A beata e o baeta

JOÃO TABORDA DA GAMA | DN 2014.10.30

Ter filhos tem uma grande vantagem, para além do IRS: ajuda-nos a formar opinião sobre questões complicadas. Um exemplo: não tenho opinião sobre as presidenciais brasileiras, não li a Veja e não acompanho a política brasileira mais do que o brasileirão. Mas, numa altura em que todos temos de botar faladura sobre tudo, há sempre alguém que pergunta se o resultado das eleições foi o melhor. E aqui entra o método: se tivesse um filho no Brasil, quem é que eu gostava que ele tivesse apoiado? Dá sempre Dilma, não sei porquê. Até sei. Porque associo Dilma a mais convicção e a menos pobreza.
No fundo, o que assusta não é ter um filho revolucionário ou ativista, é a apatia, o desinteresse, a amoralidade, as noites coladas na Xbox. Mesmo que as convicções sirvam de saco de boxe à maioria silenciadora do politicamente correto.
E isto leva a outro exemplo.

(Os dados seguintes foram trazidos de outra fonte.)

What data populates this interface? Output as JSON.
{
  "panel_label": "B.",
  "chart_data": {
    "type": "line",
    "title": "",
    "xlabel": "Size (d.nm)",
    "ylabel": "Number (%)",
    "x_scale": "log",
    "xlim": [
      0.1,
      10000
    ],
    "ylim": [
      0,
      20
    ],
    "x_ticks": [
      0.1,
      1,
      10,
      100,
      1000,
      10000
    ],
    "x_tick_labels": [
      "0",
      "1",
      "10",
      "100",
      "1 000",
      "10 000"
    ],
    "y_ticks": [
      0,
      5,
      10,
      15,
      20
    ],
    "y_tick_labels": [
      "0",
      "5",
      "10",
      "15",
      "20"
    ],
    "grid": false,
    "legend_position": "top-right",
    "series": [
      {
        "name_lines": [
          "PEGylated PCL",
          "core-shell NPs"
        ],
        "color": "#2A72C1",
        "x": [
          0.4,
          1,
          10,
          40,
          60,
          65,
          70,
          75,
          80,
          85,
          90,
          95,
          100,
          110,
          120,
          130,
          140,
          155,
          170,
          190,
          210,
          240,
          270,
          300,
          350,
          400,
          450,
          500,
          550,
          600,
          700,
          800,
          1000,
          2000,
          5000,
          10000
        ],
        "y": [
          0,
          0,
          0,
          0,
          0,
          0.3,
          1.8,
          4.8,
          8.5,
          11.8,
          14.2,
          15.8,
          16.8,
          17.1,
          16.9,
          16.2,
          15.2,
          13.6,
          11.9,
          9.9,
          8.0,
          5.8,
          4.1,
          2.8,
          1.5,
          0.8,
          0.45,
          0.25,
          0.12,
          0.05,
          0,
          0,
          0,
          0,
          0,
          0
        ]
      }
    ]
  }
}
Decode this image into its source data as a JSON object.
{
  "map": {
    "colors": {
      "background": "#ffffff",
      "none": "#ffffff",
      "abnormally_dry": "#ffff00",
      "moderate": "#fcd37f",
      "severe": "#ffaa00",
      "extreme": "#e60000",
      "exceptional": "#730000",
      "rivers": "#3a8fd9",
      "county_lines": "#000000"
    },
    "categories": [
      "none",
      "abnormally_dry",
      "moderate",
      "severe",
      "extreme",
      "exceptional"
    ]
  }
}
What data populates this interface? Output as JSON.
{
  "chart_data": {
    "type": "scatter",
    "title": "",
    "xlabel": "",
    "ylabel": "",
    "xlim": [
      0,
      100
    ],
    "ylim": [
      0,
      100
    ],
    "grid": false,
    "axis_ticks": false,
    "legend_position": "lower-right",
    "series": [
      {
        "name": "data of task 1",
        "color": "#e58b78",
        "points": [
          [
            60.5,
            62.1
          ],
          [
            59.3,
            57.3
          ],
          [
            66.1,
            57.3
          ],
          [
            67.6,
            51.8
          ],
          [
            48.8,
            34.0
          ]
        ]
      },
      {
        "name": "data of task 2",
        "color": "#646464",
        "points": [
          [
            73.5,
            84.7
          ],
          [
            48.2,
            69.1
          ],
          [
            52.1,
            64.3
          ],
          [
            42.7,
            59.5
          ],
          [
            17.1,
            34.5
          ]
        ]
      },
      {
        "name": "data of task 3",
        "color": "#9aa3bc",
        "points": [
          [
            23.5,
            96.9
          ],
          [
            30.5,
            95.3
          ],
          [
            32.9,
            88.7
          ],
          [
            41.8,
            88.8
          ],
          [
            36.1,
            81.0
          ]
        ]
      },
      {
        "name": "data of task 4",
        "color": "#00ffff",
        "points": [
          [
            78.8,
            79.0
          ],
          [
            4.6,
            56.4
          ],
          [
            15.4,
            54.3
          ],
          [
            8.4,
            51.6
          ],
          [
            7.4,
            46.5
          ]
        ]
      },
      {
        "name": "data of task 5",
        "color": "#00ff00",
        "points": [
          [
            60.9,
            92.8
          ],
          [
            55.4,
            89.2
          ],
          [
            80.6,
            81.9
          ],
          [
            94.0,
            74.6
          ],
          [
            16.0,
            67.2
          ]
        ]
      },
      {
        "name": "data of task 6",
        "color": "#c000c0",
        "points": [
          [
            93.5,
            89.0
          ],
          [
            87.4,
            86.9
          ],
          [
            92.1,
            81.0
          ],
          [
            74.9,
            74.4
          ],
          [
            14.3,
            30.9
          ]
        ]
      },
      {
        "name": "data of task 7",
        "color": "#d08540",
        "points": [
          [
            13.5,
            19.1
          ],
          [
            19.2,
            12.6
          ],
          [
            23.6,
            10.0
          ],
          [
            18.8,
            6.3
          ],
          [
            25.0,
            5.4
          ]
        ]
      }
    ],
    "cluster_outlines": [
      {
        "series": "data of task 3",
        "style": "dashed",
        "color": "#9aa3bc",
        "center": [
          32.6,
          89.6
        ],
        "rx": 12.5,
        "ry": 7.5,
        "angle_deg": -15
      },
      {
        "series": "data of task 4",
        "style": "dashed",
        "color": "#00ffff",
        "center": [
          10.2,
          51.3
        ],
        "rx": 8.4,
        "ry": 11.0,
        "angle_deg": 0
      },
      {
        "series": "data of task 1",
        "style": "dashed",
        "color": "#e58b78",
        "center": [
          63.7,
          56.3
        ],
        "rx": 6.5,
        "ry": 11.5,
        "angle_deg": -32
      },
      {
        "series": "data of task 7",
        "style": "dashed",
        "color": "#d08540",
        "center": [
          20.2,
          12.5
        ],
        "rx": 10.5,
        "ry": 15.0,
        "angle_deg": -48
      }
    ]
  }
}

Nas duas últimas semanas discutiu-se no espaço público as opções de vida da Catarina e do Fábio.
A Catarina e o marido, entre outros jovens casais católicos, publicaram um texto no jornal i no qual defendem e testemunham o cumprimento estrito da doutrina da Igreja sobre sexo. Afirmam sobre a sua sexualidade conjugal: "Dispensamos as pílulas, os preservativos e tudo o que poderia distorcer esta união livre. Não queremos ser objetos sexuais, queremos amar e ser amados. E não queremos excluir Deus desta parte da nossa vida."
O Fábio concebeu e abriu uma barbearia de homens onde senhoras não podem entrar, na Rua do Alecrim. Ao DN, afirmou que "os homens, entendemos nós, gostam de estar à vontade e de ter uma privacidade masculina enquanto recebem esses serviços".
A Catarina assume publicamente como vive a sua fé, vivência minoritária na sociedade portuguesa contemporânea que, mesmo nos meios católicos, gosta pouco de compromissos radicais e da sua verbalização. "Faz o que quiseres com o teu marido, tem os filhos que quiseres, mas não venhas falar disso para os jornais" é o subtexto de muitos dos comentários críticos ao seu depoimento.
O Fábio treinou-se para ser barbeiro, estudou a arte da barba e cabelo. Suspendeu um doutoramento e uma vida boa em empresas grandes lá fora. Quando tantos saem, voltou. Investiu horas e dinheiro numa ideia e nessa ideia cabem braços tatuados, barbas e cabelos de homens, mas não cabem olhos femininos. Por causa disto, a sua barbearia tem sido insultada nas redes sociais, acusada de misoginia. Uma reação desproporcional a uma provocação hipster que é, em rigor, inofensiva quanto ao que realmente importa na luta pelos direitos das mulheres.
A Catarina e o Fábio não se conhecem, acreditam em coisas diferentes, vivem cada um num dos vários mundos que por aí há, mas a sua história é, num ponto, a mesma: uma lição de liberdade, um repto à tolerância. A verdadeira liberdade dá espaço ao incómodo, ao que irrita a alma. E quando a liberdade dos outros nos arrelia devemos aproveitar para pensar: de onde me vem este desconforto? Quanto mais não seja por isso, devemos estar agradecidos à Catarina e ao Fábio.
Mas admito que possa estar a ser parcial e a sofrer de isidrose: a Catarina e o Fábio foram meus alunos e deles guardo boas memórias. A isidrose é a doença que leva ao elogio patológico de uma pessoa mais nova com quem nos cruzámos e à visão desproporcionada da nossa influência no seu destino, e que deve o seu nome ao grande Júlio Isidro ("Fulana de tal canta bem, não canta? Começou no meu programa, eu é que a descobri e lancei."). Já agora, a isidrose é um mal menor quando comparada com o seu inverso, a marcelose, patologia que leva à chacota compulsiva dos antigos alunos ("Ó Judite, fulano de tal foi meu aluno, dei-lhe uma belíssima nota, mas é um autêntico de-sas-tre como político, ouviu?").
A Catarina e o Fábio são dois grandes exemplos de quem vive sem temer os apupos da plateia. Vivem de um modo integral, radical, ideias diferentes mas inofensivas para o resto dos mortais, por mais provocadoras ou minoritárias que sejam. Não quero aqui julgar as suas convicções, mas apenas louvar o facto de as terem com tanta determinação. A determinação que queria muito que os meus filhos viessem a ter na defesa das suas próprias convicções.